Former employees of Montreal video game studio outraged about how they were laid off
Workers who were kept on invited to special staff meeting, told not to tell others about cuts
Some former employees of a Montreal mobile video game studio say they feel disrespected by the way management went about telling them that they'd been let go.
On Thursday, U.S.-based video game studio Jam City Inc. made sweeping cuts to its overall staff at the company, including dozens of workers at its Montreal subsidiary, Ludia.
CBC Montreal spoke with several former employees who say they found out about the layoffs through word of mouth after management held a morning staff meeting solely for those who were being kept on.
"Those that were safe were [told], 'come in the meeting, we're announcing to you that we're laying people off. If you're in this meeting you're safe,'" said Kevin, a former quality assurance worker, who was laid off.
He said his co-workers were told to keep the news private from affected staff, who would be informed of their termination in individual private meetings with human resources later that day.
But within a half hour of the morning meeting ending, Kevin said he lost access to his various work accounts and tools.
"It feels like a slap to the face," he said.
The former employee, who had been with Ludia since 2021, asked to remain anonymous for fear of repercussions for his career in the industry.
Workers critical of culture change
Kevin said he was told the layoffs were for economic purposes and corporate restructuring.
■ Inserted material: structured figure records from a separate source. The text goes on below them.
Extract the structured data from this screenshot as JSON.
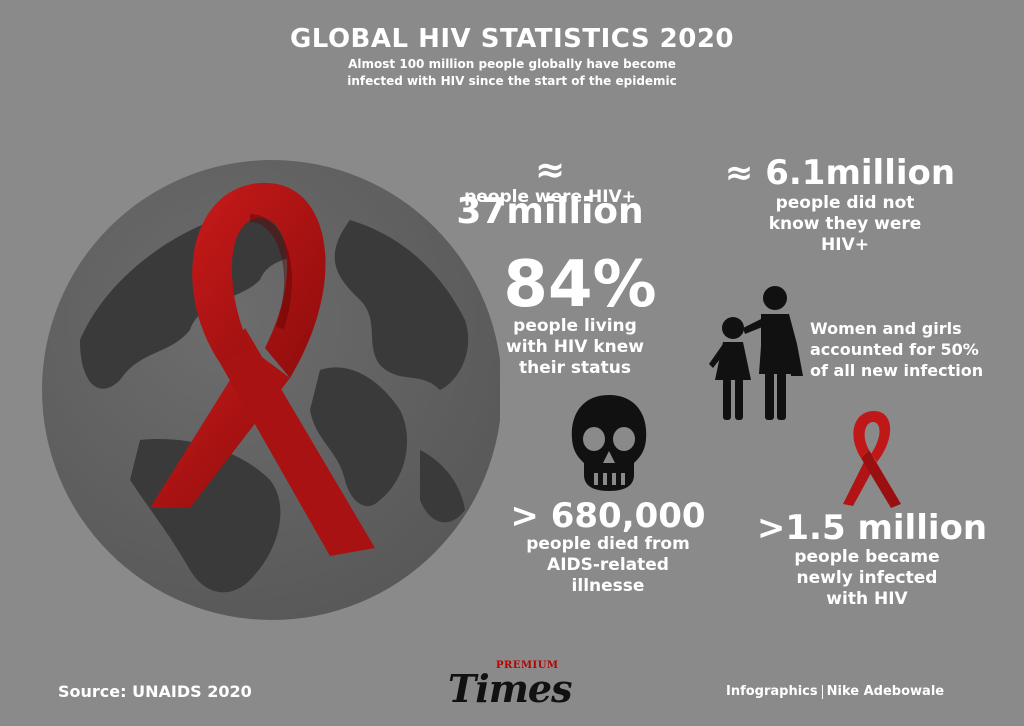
{
  "title": "GLOBAL HIV STATISTICS 2020",
  "subtitle_line1": "Almost 100 million people globally have become",
  "subtitle_line2": "infected with HIV since the start of the epidemic",
  "stats": {
    "hiv_positive": {
      "value": "≈ 37million",
      "label": "people were HIV+"
    },
    "unaware": {
      "value": "≈ 6.1million",
      "label_lines": [
        "people did not",
        "know they were",
        "HIV+"
      ]
    },
    "knew_status": {
      "value": "84%",
      "label_lines": [
        "people living",
        "with HIV knew",
        "their status"
      ]
    },
    "women": {
      "label_lines": [
        "Women and girls",
        "accounted for 50%",
        "of all new infection"
      ]
    },
    "deaths": {
      "value": "> 680,000",
      "label_lines": [
        "people died from",
        "AIDS-related",
        "illnesse"
      ]
    },
    "new_infections": {
      "value": ">1.5 million",
      "label_lines": [
        "people became",
        "newly infected",
        "with HIV"
      ]
    }
  },
  "footer": {
    "source": "Source: UNAIDS 2020",
    "logo_top": "PREMIUM",
    "logo_main": "Times",
    "credit_left": "Infographics",
    "credit_right": "Nike Adebowale"
  },
  "icons": {
    "globe": "globe-icon",
    "ribbon": "red-ribbon-icon",
    "skull": "skull-icon",
    "family": "mother-daughter-icon",
    "small_ribbon": "small-red-ribbon-icon"
  },
  "colors": {
    "background": "#8a8a8a",
    "globe": "#3b3b3b",
    "ribbon": "#b01414",
    "text": "#ffffff"
  }
}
But he said a separate email from management said the company was removing "redundant roles."
"That felt like a personal blow of just like 'your job is redundant, so we're just going to remove it,'" he said.
Before the end of the day, Kevin said his former team went from 40 workers to 22. He said human resources told him that up to 60 people at Ludia had been let go.
The studio's parent company, Jam City, did not confirm the number of employees laid off but said cuts at the Montreal studio are less than 20 per cent of the workforce there.
Ludia, founded in 2007, specializes in mobile video games such as Jurassic World Alive, The Price Is Right, Family Feud and other game show brands.
CBC Montreal spoke with three former employees who were critical of culture changes to the studio since its acquisition by Los Angeles-based Jam City Inc. last fall.
The workers, who were also given anonymity due to fear of repercussions to their careers, said the profitability of the games was prioritized rather than their quality.
"It was very much business talk, money talk, cost effective. All of the talk about the fun of video games, or just like the general feeling of making video games, was off the table," said Kevin, citing complaints he heard from his colleagues.
One former employee who worked for Ludia for two years quit shortly after the acquisition because they disagreed with the direction the company would be taking. The studio had recently announced a new development that would include non-fungible tokens (NFTs).
They also said that during a Q&A session following the acquisition, Ludia told employees there would be no layoffs. Jam City has refuted that claim.
Industry always looking for talent
In a statement to CBC Montreal, Jam City said it made staff cuts across all of its studios to account for the "current economic downturn and impacts this has had on the gaming industry."
But the Entertainment Software Association of Canada says the industry is only getting bigger, and that Montreal studios will be vying for workers like Kevin who were laid off.
"Traditionally, the video game industry has been a recession-resistant industry," said president and CEO Jayson Hilchie.
"In the Montreal area alone, there are more than about 2,000 open jobs in the video game industry with multiple companies constantly hiring," he said.
Hilchie said if anything, the city has recently had a talent shortage.
"These [laid off workers] will most likely have opportunities at multiple different video game studios as they search for new employment," he said.
But Kevin says he will be taking some time for himself to unplug before deciding whether he wants back in the game.
"I wish the fun of video games came back," he said.
"The first thing about making a video game shouldn't be the money."